Iran’s oil exports are down at least 40% ahead of comprehensive US sanctions from November 5.
Tanker data indicates Iran has exported 1.33 million barrels per day in October, down from 2.5 million bpd in April, just before Donald Trump announced American withdrawal from the 2015 nuclear deal and ordered expansion of sanctions.
An industry source estimated shipments at 1.5 million bpd, including vessels which are evading satellite tracking.
Ahead of the comprehensive US sanctions, including on Iran’s energy and finance sectors, major customers such as South Korea and Japan have suspended their purchases. Turkey and Italy are the last buyers of Iranian crude outside China, India, and the Middle East, according to tanker data and an industry source.

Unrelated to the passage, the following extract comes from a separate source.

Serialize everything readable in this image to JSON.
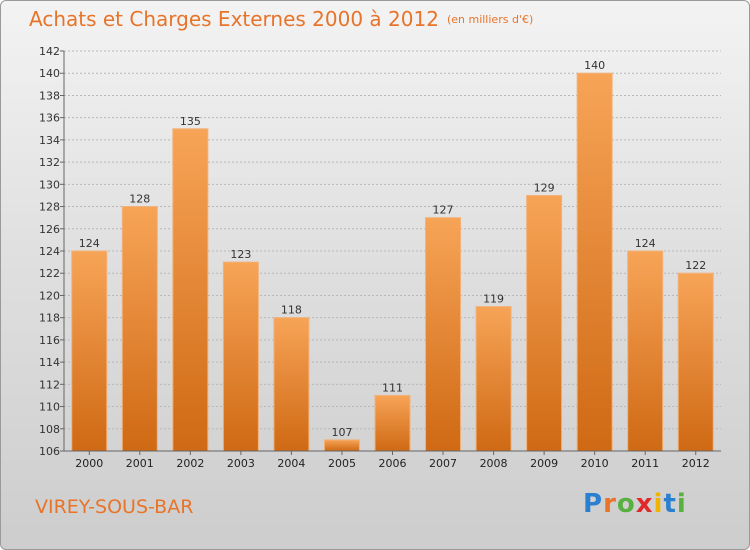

Oil exports accounts for about 50% of Government revenue.
Vice President Es’haq Jahangiri claimed on Sunday that Iran will suffer no effects, even if its oil sales are halved, because of a doubling of oil prices with the reduction of Iranian supplies.
In fact, oil prices have risen only about 12% since April, when they stood at $72 per barrel. The cut in Iranian oil on the market has largely been covered by an increase in output by other OPEC members and by Russia.
Brian Hook, the US Government’s head of Iranian operations, said Monday that Washington still aims to cut Iran’s oil sales to zero, despite China’s continued purchases and India’s decision not to halt imports in November.
Hook spoke to reporters after a visit to India, a major importer of Iranian oil, and talks with officials from France, the UK, and Germany.